Les gradins se remplissent. On attend la légende, le mythe : Charles Aznavour. Aznavour... Rien ne lui est étranger : ni l’écriture, ni le théâtre, ni la diplomatie – il est l’ambassadeur arménien en Suisse et représentant de l’Arménie au sein de l’ONU. Ni le génie qui a fait vibrer ses cordes vocales à l’âge de neuf ans. Son trône est donc la musique, et son royaume, le monde.
Le concert ne connaît pas d’entractes. Aznavour les remplace par une mise en scène ingénieuse, l’inséparable fauteuil inclus, et des clins d’œil dans ses répliques de comédien. Sa gestuelle, sa course, sa posture : tout indique qu’il a bu au Graal de l’éternelle jouvence. Un train d’enfer au paradis, à la mesure de sa démesure.
Et, du haut de ses 88 ans, un chiffre qui ne fait que renforcer sa force titanesque, il se dresse en Hélios de la chanson, et révèle tous les secrets de la terre. Les secrets de la jeunesse et de son antipode. Ceux de l’amour et de l’humour. Ceux de l’enchantement, de la musique, du voyage et du temps qui passe. Et même, ceux de l’orthographe avec « Je t’aime A.I.M.E. ».
Les voix montent, l’accompagnent dans son moment de « bohème ». Les applaudissements jalonnent le refrain dans Les deux guitares. Et le concert s’achève en apothéose quand résonne son célèbre Emmenez-moi qu’on emmène avec soi, avec un lyrisme hugolien, car Aznavour est le Victor Hugo de la chanson française. Non, de la chanson tout court.

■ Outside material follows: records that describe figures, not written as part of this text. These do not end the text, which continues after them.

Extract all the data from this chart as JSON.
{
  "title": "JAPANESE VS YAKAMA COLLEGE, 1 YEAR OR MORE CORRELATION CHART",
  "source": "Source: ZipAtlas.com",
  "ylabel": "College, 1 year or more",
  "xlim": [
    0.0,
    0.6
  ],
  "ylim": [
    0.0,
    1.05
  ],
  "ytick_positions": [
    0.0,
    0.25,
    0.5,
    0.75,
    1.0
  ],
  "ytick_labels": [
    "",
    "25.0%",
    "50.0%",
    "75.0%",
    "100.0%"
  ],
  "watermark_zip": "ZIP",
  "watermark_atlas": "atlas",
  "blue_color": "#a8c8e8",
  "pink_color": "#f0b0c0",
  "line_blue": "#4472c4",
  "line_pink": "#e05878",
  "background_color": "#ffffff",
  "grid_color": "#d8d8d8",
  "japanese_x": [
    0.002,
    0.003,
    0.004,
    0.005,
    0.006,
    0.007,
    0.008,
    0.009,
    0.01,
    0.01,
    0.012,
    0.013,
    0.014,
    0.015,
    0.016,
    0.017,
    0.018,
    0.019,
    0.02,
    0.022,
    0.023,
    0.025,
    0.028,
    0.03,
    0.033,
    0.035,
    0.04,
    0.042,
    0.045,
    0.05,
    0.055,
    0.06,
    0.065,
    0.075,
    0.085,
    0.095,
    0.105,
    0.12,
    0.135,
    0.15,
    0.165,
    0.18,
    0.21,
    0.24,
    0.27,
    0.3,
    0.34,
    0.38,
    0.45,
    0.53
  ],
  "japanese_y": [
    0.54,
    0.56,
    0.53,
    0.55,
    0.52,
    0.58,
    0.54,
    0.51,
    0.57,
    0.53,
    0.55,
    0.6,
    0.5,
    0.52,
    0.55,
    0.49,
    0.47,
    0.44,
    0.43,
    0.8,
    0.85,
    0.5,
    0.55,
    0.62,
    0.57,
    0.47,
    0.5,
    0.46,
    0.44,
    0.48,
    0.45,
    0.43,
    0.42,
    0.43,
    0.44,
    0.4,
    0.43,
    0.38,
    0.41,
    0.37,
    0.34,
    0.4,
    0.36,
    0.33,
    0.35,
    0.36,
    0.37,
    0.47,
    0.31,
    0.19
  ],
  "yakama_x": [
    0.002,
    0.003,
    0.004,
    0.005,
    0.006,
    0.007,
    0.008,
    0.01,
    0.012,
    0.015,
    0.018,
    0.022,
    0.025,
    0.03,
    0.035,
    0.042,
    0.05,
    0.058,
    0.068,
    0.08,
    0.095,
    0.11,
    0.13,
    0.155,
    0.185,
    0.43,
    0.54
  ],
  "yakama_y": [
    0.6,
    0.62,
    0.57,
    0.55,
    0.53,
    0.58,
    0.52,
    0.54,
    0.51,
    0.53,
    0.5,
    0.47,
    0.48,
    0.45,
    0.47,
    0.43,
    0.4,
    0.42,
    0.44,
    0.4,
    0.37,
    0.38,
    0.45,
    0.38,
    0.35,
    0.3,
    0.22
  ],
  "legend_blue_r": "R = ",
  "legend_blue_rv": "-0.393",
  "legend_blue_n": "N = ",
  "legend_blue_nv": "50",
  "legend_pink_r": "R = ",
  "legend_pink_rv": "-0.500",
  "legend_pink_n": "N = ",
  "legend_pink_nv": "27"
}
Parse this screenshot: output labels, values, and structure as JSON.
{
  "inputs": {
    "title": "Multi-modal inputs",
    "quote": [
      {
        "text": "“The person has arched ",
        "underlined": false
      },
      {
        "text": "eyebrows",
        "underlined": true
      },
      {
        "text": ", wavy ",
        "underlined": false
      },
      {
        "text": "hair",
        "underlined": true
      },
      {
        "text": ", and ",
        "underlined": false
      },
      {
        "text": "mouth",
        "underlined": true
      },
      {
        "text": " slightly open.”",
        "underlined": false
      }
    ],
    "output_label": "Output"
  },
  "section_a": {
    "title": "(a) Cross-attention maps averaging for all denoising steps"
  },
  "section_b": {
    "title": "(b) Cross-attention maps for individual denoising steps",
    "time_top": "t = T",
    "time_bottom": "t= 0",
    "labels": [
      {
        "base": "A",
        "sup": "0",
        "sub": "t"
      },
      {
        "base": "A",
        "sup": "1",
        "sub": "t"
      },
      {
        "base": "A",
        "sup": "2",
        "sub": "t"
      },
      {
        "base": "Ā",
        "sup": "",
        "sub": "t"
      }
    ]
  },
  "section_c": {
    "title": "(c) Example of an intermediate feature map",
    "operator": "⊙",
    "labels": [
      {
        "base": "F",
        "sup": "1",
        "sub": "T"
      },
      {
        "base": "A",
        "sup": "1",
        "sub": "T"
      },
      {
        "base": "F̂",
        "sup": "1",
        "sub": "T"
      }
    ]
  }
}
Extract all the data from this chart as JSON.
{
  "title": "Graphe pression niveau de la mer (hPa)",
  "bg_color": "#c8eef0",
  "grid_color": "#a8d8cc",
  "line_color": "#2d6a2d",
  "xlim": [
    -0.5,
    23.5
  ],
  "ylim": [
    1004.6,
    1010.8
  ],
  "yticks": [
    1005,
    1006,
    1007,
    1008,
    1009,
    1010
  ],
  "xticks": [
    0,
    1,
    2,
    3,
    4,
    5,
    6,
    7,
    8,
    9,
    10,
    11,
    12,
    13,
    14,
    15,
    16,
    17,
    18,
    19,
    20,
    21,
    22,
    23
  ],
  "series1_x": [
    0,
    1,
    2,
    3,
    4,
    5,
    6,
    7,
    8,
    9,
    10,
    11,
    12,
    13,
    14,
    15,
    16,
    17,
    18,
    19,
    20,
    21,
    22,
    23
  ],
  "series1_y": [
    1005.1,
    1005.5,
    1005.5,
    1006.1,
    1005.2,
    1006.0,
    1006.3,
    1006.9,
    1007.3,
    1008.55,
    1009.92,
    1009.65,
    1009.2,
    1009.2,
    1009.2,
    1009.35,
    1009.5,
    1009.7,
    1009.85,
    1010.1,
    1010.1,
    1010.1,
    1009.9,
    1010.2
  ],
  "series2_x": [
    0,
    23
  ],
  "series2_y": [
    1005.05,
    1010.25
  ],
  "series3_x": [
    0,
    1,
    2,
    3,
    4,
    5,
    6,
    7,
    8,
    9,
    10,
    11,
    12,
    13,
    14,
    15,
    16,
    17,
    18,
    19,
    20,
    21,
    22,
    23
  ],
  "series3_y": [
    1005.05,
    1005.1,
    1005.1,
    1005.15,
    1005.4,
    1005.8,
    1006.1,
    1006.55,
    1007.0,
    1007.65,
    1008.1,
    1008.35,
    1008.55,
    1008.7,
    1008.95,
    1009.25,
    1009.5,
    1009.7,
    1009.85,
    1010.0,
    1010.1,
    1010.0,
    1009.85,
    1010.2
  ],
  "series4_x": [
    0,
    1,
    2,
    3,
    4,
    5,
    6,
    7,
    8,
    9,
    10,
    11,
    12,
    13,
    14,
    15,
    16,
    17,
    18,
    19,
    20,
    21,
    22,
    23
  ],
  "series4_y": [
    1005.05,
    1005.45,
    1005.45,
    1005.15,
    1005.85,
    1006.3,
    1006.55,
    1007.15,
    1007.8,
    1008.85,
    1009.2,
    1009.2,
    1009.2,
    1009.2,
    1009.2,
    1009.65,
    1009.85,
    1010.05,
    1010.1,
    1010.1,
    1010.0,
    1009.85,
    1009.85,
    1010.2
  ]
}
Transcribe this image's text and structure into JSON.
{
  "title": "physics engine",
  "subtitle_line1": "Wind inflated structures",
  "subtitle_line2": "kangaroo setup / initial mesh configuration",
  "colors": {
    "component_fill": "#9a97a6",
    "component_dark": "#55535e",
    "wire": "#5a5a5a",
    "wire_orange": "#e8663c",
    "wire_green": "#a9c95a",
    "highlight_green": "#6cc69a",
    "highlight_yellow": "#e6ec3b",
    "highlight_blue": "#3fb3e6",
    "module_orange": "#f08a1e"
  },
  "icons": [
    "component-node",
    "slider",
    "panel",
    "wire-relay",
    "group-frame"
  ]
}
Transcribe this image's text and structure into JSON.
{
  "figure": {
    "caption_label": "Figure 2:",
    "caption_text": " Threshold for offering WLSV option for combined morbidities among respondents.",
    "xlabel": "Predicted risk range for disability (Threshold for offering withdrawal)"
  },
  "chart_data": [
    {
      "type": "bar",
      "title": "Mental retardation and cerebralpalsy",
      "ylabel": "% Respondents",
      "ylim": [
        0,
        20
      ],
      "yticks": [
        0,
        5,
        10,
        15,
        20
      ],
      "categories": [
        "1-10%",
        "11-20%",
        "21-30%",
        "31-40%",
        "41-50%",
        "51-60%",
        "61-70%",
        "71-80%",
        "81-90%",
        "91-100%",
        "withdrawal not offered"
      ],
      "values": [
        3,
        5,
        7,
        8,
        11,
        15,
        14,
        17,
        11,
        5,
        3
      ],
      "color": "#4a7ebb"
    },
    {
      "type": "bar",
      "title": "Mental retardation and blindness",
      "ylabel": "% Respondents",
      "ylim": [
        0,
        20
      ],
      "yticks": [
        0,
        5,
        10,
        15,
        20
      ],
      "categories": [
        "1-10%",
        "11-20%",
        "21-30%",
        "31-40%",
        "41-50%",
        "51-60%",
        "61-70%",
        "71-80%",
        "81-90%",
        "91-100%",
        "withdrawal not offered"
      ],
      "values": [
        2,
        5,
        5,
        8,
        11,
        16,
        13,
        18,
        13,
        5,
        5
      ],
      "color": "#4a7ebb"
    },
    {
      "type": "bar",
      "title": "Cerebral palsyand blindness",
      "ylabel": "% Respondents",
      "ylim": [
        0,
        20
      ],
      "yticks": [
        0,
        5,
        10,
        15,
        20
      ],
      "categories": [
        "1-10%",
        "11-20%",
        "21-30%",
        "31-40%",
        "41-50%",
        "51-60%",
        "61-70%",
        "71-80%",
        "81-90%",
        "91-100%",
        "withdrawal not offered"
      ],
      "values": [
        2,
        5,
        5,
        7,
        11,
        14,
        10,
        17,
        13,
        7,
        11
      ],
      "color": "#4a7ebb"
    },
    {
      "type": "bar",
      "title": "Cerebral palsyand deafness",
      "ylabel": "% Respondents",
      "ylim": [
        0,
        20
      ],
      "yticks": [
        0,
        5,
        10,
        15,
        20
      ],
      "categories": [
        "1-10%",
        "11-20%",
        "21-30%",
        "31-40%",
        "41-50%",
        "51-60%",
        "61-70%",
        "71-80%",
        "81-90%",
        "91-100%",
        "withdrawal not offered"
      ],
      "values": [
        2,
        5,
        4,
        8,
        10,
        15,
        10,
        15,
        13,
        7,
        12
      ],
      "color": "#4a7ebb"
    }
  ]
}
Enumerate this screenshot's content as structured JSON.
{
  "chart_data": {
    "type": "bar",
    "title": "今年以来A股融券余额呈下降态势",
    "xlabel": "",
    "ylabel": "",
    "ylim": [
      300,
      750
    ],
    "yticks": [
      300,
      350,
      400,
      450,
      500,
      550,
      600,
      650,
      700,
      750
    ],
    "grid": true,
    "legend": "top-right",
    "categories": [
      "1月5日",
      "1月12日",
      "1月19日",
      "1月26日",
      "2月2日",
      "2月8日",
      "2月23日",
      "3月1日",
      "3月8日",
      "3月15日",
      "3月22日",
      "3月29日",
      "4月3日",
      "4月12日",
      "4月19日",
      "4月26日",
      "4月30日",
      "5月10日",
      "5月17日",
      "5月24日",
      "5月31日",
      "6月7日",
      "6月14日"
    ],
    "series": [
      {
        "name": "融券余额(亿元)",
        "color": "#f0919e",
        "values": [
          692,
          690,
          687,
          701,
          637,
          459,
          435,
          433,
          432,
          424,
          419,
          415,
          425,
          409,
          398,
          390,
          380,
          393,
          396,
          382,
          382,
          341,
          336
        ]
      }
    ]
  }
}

Et alors, le miracle aux soixante-six ans de succès retourne aux coulisses. Le public est debout. Il applaudit. Il attend, accroché à l’espoir de le revoir, une dernière fois, d’écouter encore une chanson. Mais non, Aznavour s’est élevé, retourné dans son monde, dans son ciel, une étoile voilant toutes les autres. Il est déjà éternel.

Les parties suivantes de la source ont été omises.